Plus de 300 colons israéliens ont pénétré dimanche dans l’enceinte de la mosquée Al-Aqsa, à Jérusalem-Est occupée, et y ont effectué des prières et des rituels religieux sous la protection des forces israéliennes, selon l’agence palestinienne Wafa.
Les non-musulmans sont autorisés à visiter l’esplanade d’Al-Aqsa, mais les prières et les rites religieux non musulmans n’y sont pas autorisés dans le cadre du statu quo historique et juridique établi en 1967. La multiplication de ces pratiques est dénoncée par les autorités palestiniennes et jordaniennes comme une tentative de modifier ce statu quo.
Cette nouvelle incursion intervient alors que les tensions sont particulièrement fortes à Jérusalem à l’approche des fêtes juives. Des responsables palestiniens redoutent une multiplication des incursions de colons au cours des prochaines semaines. Le président du Conseil national palestinien, Rouhi Fattouh, a récemment mis en garde contre le risque de transformer Al-Aqsa en “espace de conflit religieux organisé”.

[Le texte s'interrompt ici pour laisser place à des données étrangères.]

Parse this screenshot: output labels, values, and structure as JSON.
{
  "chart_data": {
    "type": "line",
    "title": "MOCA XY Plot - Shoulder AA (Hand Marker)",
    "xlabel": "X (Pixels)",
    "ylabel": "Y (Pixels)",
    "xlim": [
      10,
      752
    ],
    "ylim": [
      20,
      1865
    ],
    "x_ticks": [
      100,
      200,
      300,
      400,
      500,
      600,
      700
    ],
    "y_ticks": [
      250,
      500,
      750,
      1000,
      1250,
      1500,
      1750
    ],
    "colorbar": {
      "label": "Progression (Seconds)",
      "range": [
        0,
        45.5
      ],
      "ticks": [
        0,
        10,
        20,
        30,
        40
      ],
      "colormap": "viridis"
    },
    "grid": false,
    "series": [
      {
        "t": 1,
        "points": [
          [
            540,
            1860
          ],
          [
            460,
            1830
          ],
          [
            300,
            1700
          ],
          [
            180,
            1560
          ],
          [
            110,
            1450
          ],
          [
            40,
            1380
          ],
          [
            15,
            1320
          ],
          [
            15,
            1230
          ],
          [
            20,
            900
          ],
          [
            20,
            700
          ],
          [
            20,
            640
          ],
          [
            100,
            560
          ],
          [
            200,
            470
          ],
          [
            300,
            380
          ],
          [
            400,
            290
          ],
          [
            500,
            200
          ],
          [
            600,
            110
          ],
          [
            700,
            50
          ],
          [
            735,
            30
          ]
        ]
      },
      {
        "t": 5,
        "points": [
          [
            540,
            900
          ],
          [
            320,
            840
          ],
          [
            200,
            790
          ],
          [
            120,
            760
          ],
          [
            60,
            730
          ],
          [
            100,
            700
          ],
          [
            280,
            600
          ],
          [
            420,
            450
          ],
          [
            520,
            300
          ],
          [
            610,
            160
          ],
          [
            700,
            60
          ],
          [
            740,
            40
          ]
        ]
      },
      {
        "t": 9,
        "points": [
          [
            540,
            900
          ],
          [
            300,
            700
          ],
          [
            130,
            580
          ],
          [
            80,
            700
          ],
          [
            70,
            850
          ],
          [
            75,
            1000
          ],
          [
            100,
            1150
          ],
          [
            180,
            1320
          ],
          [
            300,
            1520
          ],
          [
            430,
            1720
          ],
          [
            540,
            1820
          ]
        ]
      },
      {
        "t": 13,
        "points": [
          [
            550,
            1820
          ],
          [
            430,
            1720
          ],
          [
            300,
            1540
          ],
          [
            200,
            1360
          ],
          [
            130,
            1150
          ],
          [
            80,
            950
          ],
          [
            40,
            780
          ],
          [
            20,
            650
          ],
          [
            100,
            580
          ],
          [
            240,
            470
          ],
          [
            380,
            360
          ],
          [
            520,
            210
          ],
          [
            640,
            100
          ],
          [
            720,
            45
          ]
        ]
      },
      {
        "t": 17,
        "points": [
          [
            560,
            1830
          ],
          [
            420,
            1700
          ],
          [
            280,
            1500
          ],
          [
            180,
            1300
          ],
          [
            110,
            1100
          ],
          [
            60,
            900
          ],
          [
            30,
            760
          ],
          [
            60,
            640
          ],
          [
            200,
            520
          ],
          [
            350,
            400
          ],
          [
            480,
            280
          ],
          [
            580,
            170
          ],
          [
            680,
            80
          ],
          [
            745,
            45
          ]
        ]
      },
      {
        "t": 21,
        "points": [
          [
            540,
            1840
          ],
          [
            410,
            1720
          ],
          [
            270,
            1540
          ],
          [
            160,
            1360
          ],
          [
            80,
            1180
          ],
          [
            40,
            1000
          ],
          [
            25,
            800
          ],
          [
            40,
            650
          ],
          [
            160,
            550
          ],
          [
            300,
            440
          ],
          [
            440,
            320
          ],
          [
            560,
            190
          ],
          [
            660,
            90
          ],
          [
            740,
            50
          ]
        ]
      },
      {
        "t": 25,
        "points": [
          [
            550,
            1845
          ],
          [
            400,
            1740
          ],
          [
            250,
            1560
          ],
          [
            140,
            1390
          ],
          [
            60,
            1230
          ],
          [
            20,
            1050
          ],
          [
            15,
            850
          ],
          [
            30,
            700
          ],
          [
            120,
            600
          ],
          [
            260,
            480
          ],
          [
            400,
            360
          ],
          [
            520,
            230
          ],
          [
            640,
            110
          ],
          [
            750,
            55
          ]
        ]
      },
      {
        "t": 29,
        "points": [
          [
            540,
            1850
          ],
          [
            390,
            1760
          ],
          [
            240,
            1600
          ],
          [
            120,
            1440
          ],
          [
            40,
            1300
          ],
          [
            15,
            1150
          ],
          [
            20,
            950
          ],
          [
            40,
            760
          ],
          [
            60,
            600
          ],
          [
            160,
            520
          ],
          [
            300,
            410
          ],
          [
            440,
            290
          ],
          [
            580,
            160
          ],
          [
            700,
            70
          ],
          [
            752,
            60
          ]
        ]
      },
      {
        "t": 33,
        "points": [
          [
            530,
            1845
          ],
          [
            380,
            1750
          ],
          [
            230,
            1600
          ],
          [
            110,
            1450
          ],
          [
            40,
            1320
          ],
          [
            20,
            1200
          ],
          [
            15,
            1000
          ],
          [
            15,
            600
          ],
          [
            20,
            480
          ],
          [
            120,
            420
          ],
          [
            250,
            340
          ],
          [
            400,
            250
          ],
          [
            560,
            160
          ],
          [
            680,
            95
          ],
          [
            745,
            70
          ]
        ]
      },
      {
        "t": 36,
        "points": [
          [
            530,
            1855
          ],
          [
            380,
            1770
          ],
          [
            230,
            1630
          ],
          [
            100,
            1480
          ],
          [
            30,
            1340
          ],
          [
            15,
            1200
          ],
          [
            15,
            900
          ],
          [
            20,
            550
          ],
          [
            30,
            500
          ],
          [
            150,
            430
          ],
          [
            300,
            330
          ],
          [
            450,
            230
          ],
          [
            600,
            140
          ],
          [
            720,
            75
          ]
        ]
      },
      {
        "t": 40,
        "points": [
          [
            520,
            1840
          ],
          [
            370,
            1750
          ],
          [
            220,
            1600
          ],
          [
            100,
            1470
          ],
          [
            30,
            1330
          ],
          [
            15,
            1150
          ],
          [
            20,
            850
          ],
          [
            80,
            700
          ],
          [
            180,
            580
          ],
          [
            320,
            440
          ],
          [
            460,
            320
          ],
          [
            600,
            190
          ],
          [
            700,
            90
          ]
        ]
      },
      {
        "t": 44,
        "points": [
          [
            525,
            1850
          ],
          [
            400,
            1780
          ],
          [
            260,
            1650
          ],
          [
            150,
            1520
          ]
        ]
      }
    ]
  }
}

Selon les données du gouvernorat de Jérusalem, 5 209 colons israéliens ont pénétré dans l’enceinte d’Al-Aqsa au mois d’août, dont 751 au cours de la seule journée du 13 août. Les autorités palestiniennes indiquent également que ces incursions se sont accompagnées de rituels religieux à l’intérieur de l’enceinte et aux abords de ses portes.
Le site, considéré comme le troisième lieu saint de l’islam, fait régulièrement l’objet d’incursions de responsables et de groupes israéliens d’extrême droite. Le ministre israélien de la Sécurité nationale, Itamar Ben-Gvir, s’y est notamment rendu à plusieurs reprises depuis son entrée au gouvernement en 2022, suscitant de vives condamnations palestiniennes et internationales.
En juillet, les ministres des Affaires étrangères de la Türkiye, de la Jordanie, de l’Égypte, du Qatar, de l’Arabie saoudite, des Émirats arabes unis, de l’Indonésie et du Pakistan avaient condamné les incursions massives de colons à Al-Aqsa, ainsi que les prières et autres actes religieux menés sous la protection des forces israéliennes. Ils avaient estimé que ces pratiques constituaient une violation du statu quo historique et juridique du site.
La situation autour d’Al-Aqsa demeure ainsi l’un des principaux foyers de tension à Jérusalem, alors que les autorités palestiniennes avertissent que la poursuite de ces pratiques pourrait provoquer une nouvelle escalade autour des lieux saints.